Monday, April 21, 2008

Have Scientists Found the Tree of Man - Alive?

Oldest Tree Discovered

Recently, a seemingly puny looking spruce tree was discovered in the Dalama province of Sweden that has been carbon-14 dated at around 9,550 years of age. In total, there are about 20 trees in this upper mountainous region of Sweden, all of which are approximately over 8,000 years old.

The oldest known trees prior to this discovery were bristle cone pines in North American estimated to be 4500 years old. Although still at about two thousand years older than the Great Pyramid of Giza, they are only half as old as their Swedish counterparts.


4500 year old Bristlecone Pine of North America.

9,550 and Still Going

So how is it possible for a tree to continue to live after 9,550 years?

According to ScienceDaily, "these trees have survived harsh weather conditions [as well as any human interference they may have encountered in the remote mountains of Sweden] due to their ability to push out another trunk as the other one died."

In other words, when these spruce trees are decaying and dying they employ their remaining energy to grow another trunk as an alternate for when the main one is fully dead, and it is with this other trunk the tree remains. Continually repeating this process has allowed these extraordinarily resilient trees to survive over nine and a half millennia.

The Tree of Man?

To give you some context here, the last Ice Age ended around 10,000 years ago, and, sometime around then human beings invented crop cultivation and the domestication of animals.

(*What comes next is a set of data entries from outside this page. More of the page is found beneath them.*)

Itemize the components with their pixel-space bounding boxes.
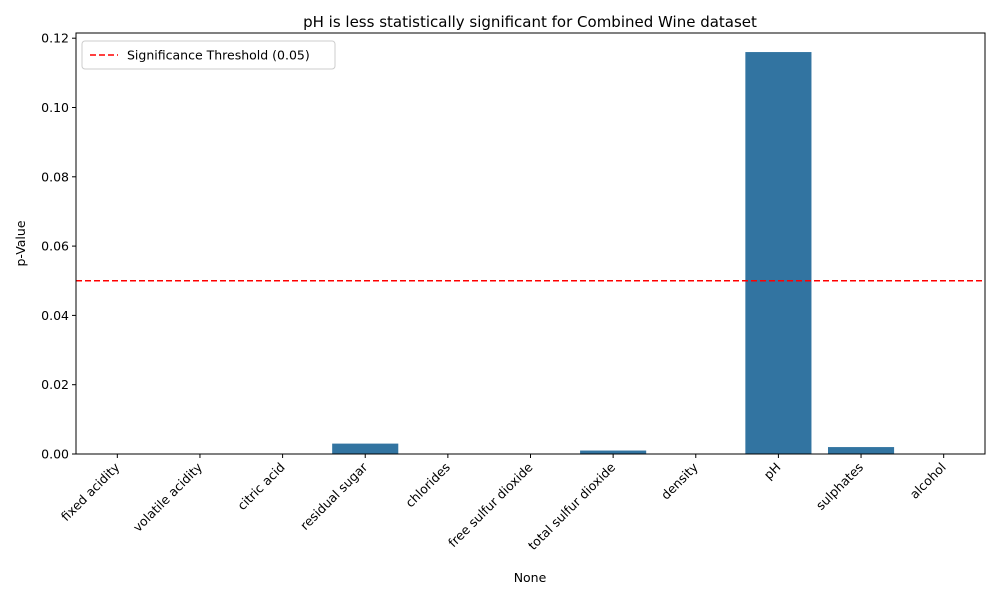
x-tick-label: sulphates [813,460,866,513]
bar-ph [745,52,811,454]
legend-threshold-label: Significance Threshold (0.05) [127,48,310,63]
legend: Significance Threshold (0.05) [82,41,335,69]
x-tick-label: total sulfur dioxide [525,459,619,553]
y-tick-label: 0.10 [41,100,69,115]
x-tick-label: alcohol [907,460,949,502]
y-tick-label: 0.04 [41,308,69,323]
x-tick-label: residual sugar [297,459,371,533]
y-tick-label: 0.06 [41,239,69,254]
bar-total-sulfur-dioxide [580,451,646,454]
y-tick-label: 0.02 [41,377,69,392]
x-tick-label: volatile acidity [130,459,206,535]
y-tick-label: 0.00 [41,447,69,462]
y-axis-label: p-Value [13,220,28,266]
y-tick-label: 0.12 [41,31,69,46]
y-axis: 0.00 0.02 0.04 0.06 0.08 0.10 0.12 [41,31,76,462]
x-tick-label: citric acid [234,460,287,513]
x-axis: fixed acidity volatile acidity citric acid… [58,454,949,553]
plot-frame [76,33,985,454]
x-tick-label: fixed acidity [58,459,123,524]
bars-group [332,52,894,454]
bar-sulphates [828,447,894,454]
bar-residual-sugar [332,444,398,454]
chart-title: pH is less statistically significant for… [303,13,757,31]
x-axis-label: None [514,570,547,585]
y-tick-label: 0.08 [41,169,69,184]
x-tick-label: pH [761,460,784,483]
x-tick-label: chlorides [402,460,453,511]
x-tick-label: free sulfur dioxide [445,459,536,550]
x-tick-label: density [658,459,701,502]
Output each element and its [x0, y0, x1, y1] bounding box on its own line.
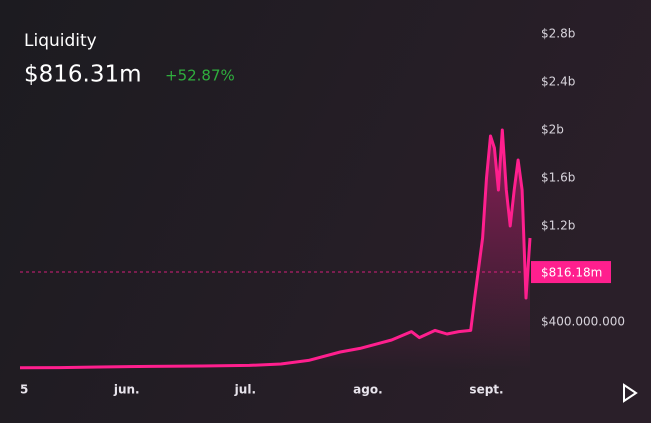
play-button[interactable]	[623, 383, 638, 403]
y-tick-label: $2.4b	[541, 75, 575, 89]
y-tick-label: $2b	[541, 123, 564, 137]
y-tick-label: $1.2b	[541, 219, 575, 233]
x-tick-label: jul.	[234, 383, 256, 397]
y-tick-label: $400.000.000	[541, 315, 625, 329]
y-tick-label: $1.6b	[541, 171, 575, 185]
current-badge	[531, 261, 611, 284]
change: +52.87%	[165, 67, 235, 85]
x-tick-label: jun.	[113, 383, 140, 397]
x-tick-label: sept.	[469, 383, 503, 397]
value: $816.31m	[24, 62, 142, 88]
y-tick-label: $2.8b	[541, 27, 575, 41]
current-label: $816.18m	[541, 266, 602, 280]
line	[19, 128, 532, 370]
x-tick-label: ago.	[353, 383, 383, 397]
x-tick-label: 5	[20, 383, 28, 397]
area-fill	[20, 130, 530, 370]
title: Liquidity	[24, 31, 97, 51]
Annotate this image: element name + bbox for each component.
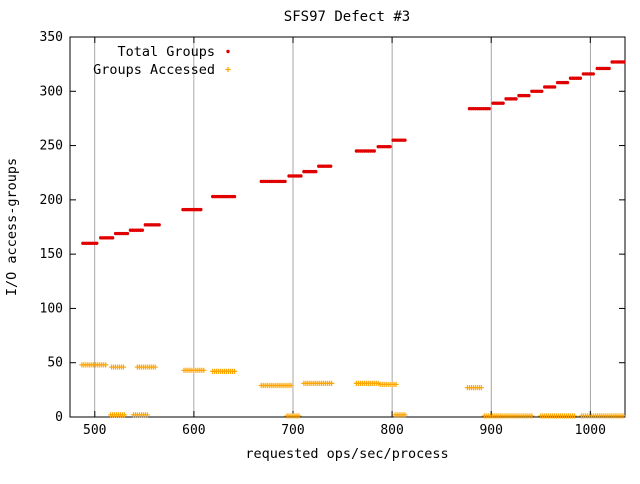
data-point-groups-accessed (529, 413, 535, 419)
data-point-groups-accessed (121, 412, 128, 418)
data-point-total-groups (157, 223, 161, 227)
legend-total-groups-label: Total Groups (117, 44, 215, 60)
data-point-total-groups (487, 106, 491, 111)
data-point-total-groups (578, 76, 583, 80)
data-point-total-groups (95, 241, 99, 245)
x-tick-label: 600 (182, 423, 205, 438)
x-tick-label: 900 (479, 423, 502, 438)
data-point-groups-accessed (103, 362, 109, 368)
y-tick-label: 200 (40, 193, 63, 208)
x-axis-label: requested ops/sec/process (245, 446, 448, 462)
data-point-total-groups (591, 72, 595, 76)
data-point-total-groups (199, 207, 203, 212)
plot-border (69, 36, 626, 418)
data-point-total-groups (565, 80, 570, 85)
data-point-groups-accessed (296, 413, 302, 419)
y-tick-labels: 0 50 100 150 200 250 300 350 (40, 30, 63, 425)
data-point-total-groups (607, 66, 611, 71)
data-point-total-groups (299, 174, 303, 178)
legend-total-groups-marker (226, 49, 230, 54)
data-point-total-groups (622, 60, 626, 64)
x-tick-label: 1000 (575, 423, 606, 438)
data-point-total-groups (527, 93, 531, 98)
data-point-total-groups (514, 97, 518, 101)
data-point-total-groups (403, 138, 407, 142)
y-tick-label: 300 (40, 84, 63, 99)
y-tick-label: 350 (40, 30, 63, 45)
legend-groups-accessed-label: Groups Accessed (93, 62, 215, 78)
data-point-groups-accessed (402, 412, 408, 418)
data-point-groups-accessed (120, 364, 127, 370)
data-point-total-groups (552, 85, 557, 89)
data-point-total-groups (140, 228, 145, 232)
data-points (79, 60, 626, 419)
data-point-total-groups (125, 231, 130, 236)
gridlines (94, 37, 591, 417)
data-point-groups-accessed (152, 364, 158, 370)
data-point-total-groups (501, 101, 505, 105)
data-point-groups-accessed (571, 413, 578, 419)
data-point-groups-accessed (393, 381, 399, 388)
x-tick-label: 700 (281, 423, 304, 438)
data-point-total-groups (314, 169, 318, 174)
y-tick-label: 100 (40, 301, 63, 316)
data-point-groups-accessed (329, 380, 335, 386)
y-tick-label: 0 (55, 410, 63, 425)
legend-markers (225, 49, 231, 73)
data-point-total-groups (540, 89, 544, 93)
x-tick-label: 500 (83, 423, 106, 438)
y-tick-label: 150 (40, 247, 63, 262)
data-point-total-groups (110, 236, 115, 240)
data-point-total-groups (372, 149, 376, 153)
legend-groups-accessed-marker (225, 66, 231, 73)
data-point-total-groups (232, 194, 237, 199)
y-tick-label: 50 (47, 356, 63, 371)
data-point-groups-accessed (144, 412, 150, 418)
axis-ticks (70, 36, 625, 418)
data-point-total-groups (388, 144, 392, 149)
y-axis-label: I/O access-groups (4, 158, 20, 296)
x-tick-labels: 500 600 700 800 900 1000 (83, 423, 606, 438)
data-point-groups-accessed (201, 367, 207, 373)
data-point-groups-accessed (288, 382, 294, 389)
y-tick-label: 250 (40, 139, 63, 154)
data-point-groups-accessed (620, 413, 626, 419)
x-tick-label: 800 (380, 423, 403, 438)
data-point-groups-accessed (231, 368, 238, 374)
chart-title: SFS97 Defect #3 (284, 9, 410, 25)
data-point-groups-accessed (478, 385, 484, 391)
data-point-total-groups (328, 164, 333, 168)
data-point-total-groups (283, 179, 287, 184)
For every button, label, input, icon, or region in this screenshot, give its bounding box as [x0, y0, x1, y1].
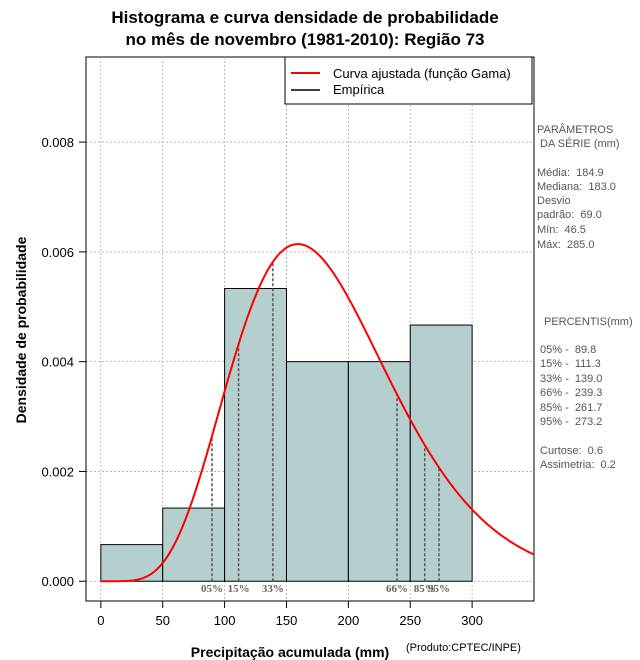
- legend-curve-label: Curva ajustada (função Gama): [333, 66, 511, 81]
- percentile-label: 95%: [428, 583, 450, 595]
- params-title-2: DA SÉRIE (mm): [537, 138, 620, 150]
- x-tick-label: 300: [461, 613, 483, 628]
- percentil-85: 85% - 261.7: [540, 402, 603, 414]
- histogram-bar: [100, 544, 164, 582]
- y-tick-label: 0.006: [41, 245, 74, 260]
- legend-box: [284, 56, 533, 105]
- percentil-05: 05% - 89.8: [540, 344, 597, 356]
- y-tick-label: 0.002: [41, 464, 74, 479]
- y-tick-label: 0.000: [41, 574, 74, 589]
- stat-assimetria: Assimetria: 0.2: [540, 459, 616, 471]
- percentile-labels: 05% 15% 33% 66% 85%95%: [201, 583, 450, 595]
- legend: Curva ajustada (função Gama) Empírica: [284, 56, 533, 105]
- percentis-title: PERCENTIS(mm): [544, 316, 633, 328]
- histogram-bar: [285, 361, 349, 582]
- param-desvio-1: Desvio: [537, 195, 571, 207]
- x-tick-label: 250: [399, 613, 421, 628]
- percentile-label: 05%: [201, 583, 223, 595]
- y-axis-label: Densidade de probabilidade: [13, 236, 29, 423]
- param-media: Média: 184.9: [537, 167, 604, 179]
- y-tick-label: 0.004: [41, 355, 74, 370]
- x-tick-label: 200: [338, 613, 360, 628]
- legend-empirical-label: Empírica: [333, 82, 385, 97]
- x-tick-label: 50: [155, 613, 169, 628]
- param-mediana: Mediana: 183.0: [537, 181, 616, 193]
- histogram-bar: [162, 507, 226, 582]
- product-credit: (Produto:CPTEC/INPE): [406, 642, 521, 654]
- percentile-label: 85%: [414, 583, 436, 595]
- percentil-33: 33% - 139.0: [540, 373, 603, 385]
- histogram-bar: [409, 324, 473, 582]
- percentile-label: 66%: [386, 583, 408, 595]
- y-axis: 0.000 0.002 0.004 0.006 0.008: [41, 135, 87, 589]
- chart-title-line-1: Histograma e curva densidade de probabil…: [111, 8, 499, 27]
- chart-title-line-2: no mês de novembro (1981-2010): Região 7…: [125, 30, 485, 49]
- x-tick-label: 0: [97, 613, 104, 628]
- param-desvio-2: padrão: 69.0: [537, 209, 602, 221]
- x-axis: 0 50 100 150 200 250 300: [97, 600, 483, 628]
- param-max: Máx: 285.0: [537, 239, 595, 251]
- x-axis-label: Precipitação acumulada (mm): [191, 644, 389, 660]
- percentile-label: 33%: [262, 583, 284, 595]
- x-tick-label: 100: [214, 613, 236, 628]
- y-tick-label: 0.008: [41, 135, 74, 150]
- percentil-95: 95% - 273.2: [540, 416, 603, 428]
- percentil-66: 66% - 239.3: [540, 387, 603, 399]
- percentile-label: 15%: [228, 583, 250, 595]
- x-tick-label: 150: [276, 613, 298, 628]
- histogram-bar: [347, 361, 411, 582]
- gamma-curve: [100, 243, 535, 583]
- param-min: Mín: 46.5: [537, 224, 586, 236]
- histogram-bars: [100, 287, 473, 582]
- stat-curtose: Curtose: 0.6: [540, 445, 603, 457]
- params-title-1: PARÂMETROS: [537, 124, 614, 136]
- histogram-bar: [224, 287, 287, 582]
- percentil-15: 15% - 111.3: [540, 358, 601, 370]
- percentile-lines: [211, 261, 440, 582]
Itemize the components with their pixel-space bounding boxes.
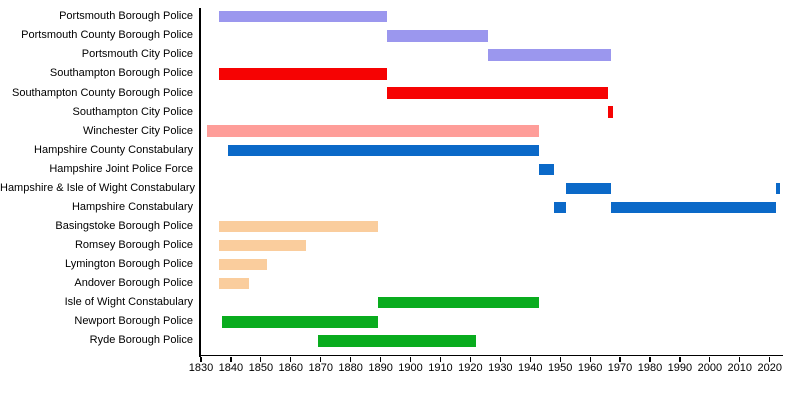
timeline-bar bbox=[608, 106, 613, 118]
axis-tick-label: 1860 bbox=[278, 361, 304, 374]
row-label: Isle of Wight Constabulary bbox=[64, 296, 193, 309]
axis-tick-label: 1940 bbox=[518, 361, 543, 374]
timeline-bar bbox=[218, 220, 378, 233]
axis-tick-label: 1880 bbox=[338, 361, 363, 374]
axis-tick bbox=[559, 356, 561, 362]
axis-tick bbox=[439, 356, 442, 362]
axis-tick bbox=[739, 356, 741, 362]
axis-tick bbox=[619, 356, 621, 362]
row-label: Hampshire & Isle of Wight Constabulary bbox=[0, 181, 196, 194]
timeline-bar bbox=[206, 125, 540, 137]
axis-tick-label: 1980 bbox=[637, 361, 663, 374]
timeline-bar bbox=[218, 11, 387, 23]
axis-tick bbox=[499, 356, 501, 362]
axis-tick bbox=[290, 356, 292, 362]
timeline-bar bbox=[221, 316, 378, 328]
axis-tick-label: 1970 bbox=[607, 361, 633, 374]
timeline-bar bbox=[218, 68, 387, 80]
row-label: Portsmouth City Police bbox=[81, 48, 193, 61]
axis-tick-label: 1920 bbox=[458, 361, 483, 374]
timeline-bar bbox=[611, 201, 776, 214]
axis-tick bbox=[230, 356, 232, 362]
axis-tick bbox=[769, 356, 771, 362]
row-label: Southampton City Police bbox=[72, 105, 193, 118]
row-label: Winchester City Police bbox=[82, 124, 193, 137]
axis-tick-label: 1850 bbox=[248, 361, 274, 374]
timeline-bar bbox=[317, 335, 477, 347]
row-label: Southampton Borough Police bbox=[49, 67, 193, 80]
axis-tick bbox=[679, 356, 681, 362]
axis-tick-label: 2000 bbox=[697, 361, 723, 374]
axis-tick-label: 2010 bbox=[727, 361, 753, 374]
y-axis-line bbox=[199, 8, 201, 357]
timeline-bar bbox=[775, 182, 781, 195]
axis-tick-label: 1910 bbox=[428, 361, 453, 374]
axis-tick-label: 1900 bbox=[398, 361, 423, 374]
row-label: Portsmouth Borough Police bbox=[59, 10, 193, 23]
row-label: Hampshire Constabulary bbox=[71, 200, 193, 213]
timeline-bar bbox=[386, 30, 489, 42]
x-axis-line bbox=[199, 354, 783, 357]
timeline-bar bbox=[218, 258, 267, 271]
axis-tick-label: 1930 bbox=[488, 361, 513, 374]
row-label: Hampshire Joint Police Force bbox=[49, 162, 193, 175]
axis-tick bbox=[589, 356, 591, 362]
row-label: Hampshire County Constabulary bbox=[34, 143, 193, 156]
axis-tick-label: 1830 bbox=[188, 361, 214, 374]
axis-tick-label: 1890 bbox=[368, 361, 393, 374]
axis-tick-label: 1950 bbox=[547, 361, 573, 374]
timeline-bar bbox=[539, 163, 555, 175]
row-label: Basingstoke Borough Police bbox=[55, 220, 193, 232]
axis-tick bbox=[379, 356, 382, 362]
row-label: Romsey Borough Police bbox=[74, 239, 193, 252]
timeline-bar bbox=[218, 278, 249, 290]
row-label: Portsmouth County Borough Police bbox=[21, 29, 193, 42]
axis-tick-label: 1840 bbox=[218, 361, 244, 374]
axis-tick-label: 1870 bbox=[308, 361, 333, 374]
axis-tick-label: 2020 bbox=[757, 361, 782, 374]
axis-tick-label: 1960 bbox=[577, 361, 603, 374]
timeline-bar bbox=[218, 239, 306, 252]
row-label: Ryde Borough Police bbox=[89, 334, 193, 347]
row-label: Southampton County Borough Police bbox=[11, 86, 193, 99]
axis-tick-label: 1990 bbox=[667, 361, 693, 374]
axis-tick bbox=[649, 356, 651, 362]
timeline-bar bbox=[488, 49, 612, 61]
axis-tick bbox=[469, 356, 471, 362]
timeline-bar bbox=[377, 297, 540, 309]
timeline-bar bbox=[386, 87, 609, 99]
row-label: Newport Borough Police bbox=[74, 315, 193, 328]
axis-tick bbox=[320, 356, 322, 362]
axis-tick bbox=[350, 356, 352, 362]
axis-tick bbox=[260, 356, 262, 362]
timeline-bar bbox=[554, 201, 567, 214]
axis-tick bbox=[200, 356, 202, 362]
timeline-bar bbox=[227, 144, 540, 156]
timeline-bar bbox=[566, 182, 612, 195]
axis-tick bbox=[709, 356, 711, 362]
row-label: Lymington Borough Police bbox=[64, 258, 193, 271]
axis-tick bbox=[529, 356, 531, 362]
row-label: Andover Borough Police bbox=[74, 277, 193, 290]
axis-tick bbox=[409, 356, 412, 362]
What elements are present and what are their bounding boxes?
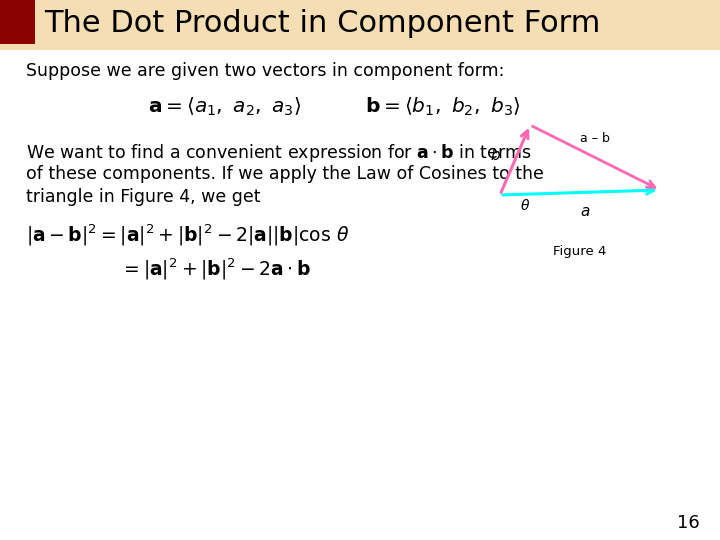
FancyBboxPatch shape [0,0,35,44]
Text: $\mathbf{a} = \langle a_1,\ a_2,\ a_3 \rangle$: $\mathbf{a} = \langle a_1,\ a_2,\ a_3 \r… [148,96,302,118]
Text: $|\mathbf{a} - \mathbf{b}|^2 = |\mathbf{a}|^2 + |\mathbf{b}|^2 - 2|\mathbf{a}||\: $|\mathbf{a} - \mathbf{b}|^2 = |\mathbf{… [26,222,349,247]
Text: $\mathbf{b} = \langle b_1,\ b_2,\ b_3 \rangle$: $\mathbf{b} = \langle b_1,\ b_2,\ b_3 \r… [365,96,521,118]
FancyBboxPatch shape [0,0,720,50]
Text: b: b [490,147,500,163]
Text: $= |\mathbf{a}|^2 + |\mathbf{b}|^2 - 2\mathbf{a} \cdot \mathbf{b}$: $= |\mathbf{a}|^2 + |\mathbf{b}|^2 - 2\m… [120,257,311,282]
Text: of these components. If we apply the Law of Cosines to the: of these components. If we apply the Law… [26,165,544,183]
Text: Suppose we are given two vectors in component form:: Suppose we are given two vectors in comp… [26,62,505,80]
Text: a – b: a – b [580,132,610,145]
Text: a: a [580,205,590,219]
Text: Figure 4: Figure 4 [553,245,607,258]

Noting this period, formally called the Neolithic Revolution, is consistently regarded as the seed of human civilization - it appears the oldest known tree on the planet has subsisted to see the germination of non-nomadic human society and witness the Digital Age which persists today.

Ergo, couldn't we, fairly, dub this tree: the Tree of Man, or perhaps: the Tree of Civilized Man?


"This 9,550 year old spruce has been discovered in Dalarna, Sweden. A favourable climate has produced an upright trunk since the beginning of the 1940s."